Have you experienced a performance of John Cage's composition "4:33"? If you are not familiar, while studying Zen Buddhism, Cage wrote "four minutes, thirty-three seconds" to be performed solo or in any combination of instruments or players. The instructions were for the performers to NOT play their instruments for the allotted 273 seconds. Their 'silence' was not silence at all. The audience was immersed in the environmental sounds of the concert hall, amphitheater, or room. What one heard was the 'noise' (Cage's notes) of the space, which could be the audience's muffled coughs and breathing, and the wind or creaky chairs, and if you listened closely enough, one's own heartbeat.
That same Zen Buddhist experience is available to you with Fred Frith and Ikue Mori's A Mountain Doesn't Know It's Tall. Not that the pair played nothing, but the sounds they created could easily be those heard during a performance of "4:33," at least one performed on an orbiting space station's soundstage. Frith, first known for his guitar work in Henry Cow and Art Bears and later as bassist for John Zorn's Naked City, only picks up a guitar on two of the fifteen tracks here. Mostly it is homemade instruments, toys and unidentified objects that he (plays?) manipulates. That same massage happens with Mori's electronics. Her progression from drumming in the downtown trio DNA with Arto Lindsay in the late 1970s and early 80s to drum machines in Death Ambient evolved to laptop electronics. Mori can be heard with Satoko Fujii, Mette Rasmussen, Ken Vandermark, and Wadada Leo Smith, to name just a few musicians. Like Frith, in improvisation circles, she is in high demand.

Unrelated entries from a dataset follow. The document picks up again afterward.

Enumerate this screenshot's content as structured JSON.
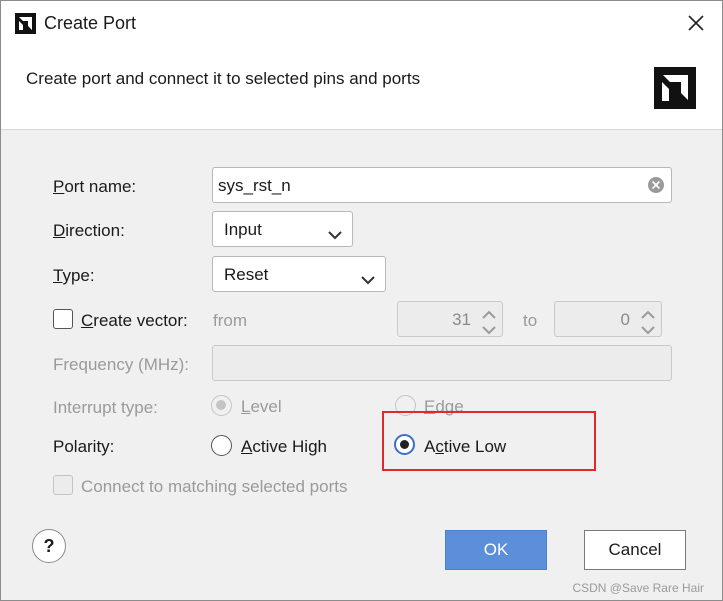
{
  "window": {
    "title": "Create Port"
  },
  "header": {
    "description": "Create port and connect it to selected pins and ports"
  },
  "form": {
    "port_name": {
      "label_prefix": "P",
      "label_rest": "ort name:",
      "value": "sys_rst_n"
    },
    "direction": {
      "label_prefix": "D",
      "label_rest": "irection:",
      "value": "Input"
    },
    "type": {
      "label_prefix": "T",
      "label_rest": "ype:",
      "value": "Reset"
    },
    "create_vector": {
      "label_prefix": "C",
      "label_rest": "reate vector:",
      "checked": false,
      "from_label": "from",
      "from_value": "31",
      "to_label": "to",
      "to_value": "0"
    },
    "frequency": {
      "label": "Frequency (MHz):",
      "value": ""
    },
    "interrupt_type": {
      "label": "Interrupt type:",
      "options": [
        {
          "label_prefix": "L",
          "label_rest": "evel",
          "selected": true
        },
        {
          "label_prefix": "E",
          "label_rest": "dge",
          "selected": false
        }
      ]
    },
    "polarity": {
      "label": "Polarity:",
      "options": [
        {
          "label_prefix": "A",
          "label_rest": "ctive High",
          "selected": false
        },
        {
          "label_prefix": "A",
          "label_rest": "c",
          "label_rest2": "tive Low",
          "selected": true
        }
      ]
    },
    "connect_matching": {
      "label": "Connect to matching selected ports",
      "checked": false
    }
  },
  "buttons": {
    "help": "?",
    "ok": "OK",
    "cancel": "Cancel"
  },
  "watermark": "CSDN @Save Rare Hair",
  "colors": {
    "accent": "#5b8fd9",
    "highlight": "#e02a2a",
    "selected_ring": "#3c6fc8"
  },
  "icons": [
    "app-logo-icon",
    "close-icon",
    "amd-logo-icon",
    "clear-icon",
    "chevron-down-icon",
    "spin-up-icon",
    "spin-down-icon"
  ]
}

That Zen connection is the motivation here. After scoring music for a radio play and soundtrack, both Zen Buddhist-related, Frith and Mori found they had an extra studio day. These 15 tracks came together, not as random improvisations, but more like a continuous whole. The music is, if anything, extraterrestrial. Woolly electronics, are they emanating from the body, the soul, or the mind? Does the Bladerunner have a dial-up modem? Is there a basilica on the moon? Mori's sound has evolved from beats to an electric elocution. Her language is circuits and atmospheres. Frith and Mori participate in a cyborg dialogue, part binary code/part organic. If we haven't told you enough about the actual sounds, that's because everyone hears something different during "4:33."
Bodaishin; The Biggest Lie; Stirred by Wind and Waves; Nothing to It; Fushiryō; The Biggest Idiots; Nothing at All; Shōdōka; Good for What?; The Same Moon Sometimes Seems to Smile; Things as They Are; Hishiryō; A Thief Breaks into an Empty House; Now Here; Samadhi.
Fred Frith: home-made instruments, various toys and objects,
electric guitar; Ikue Mori: Laptop electronics.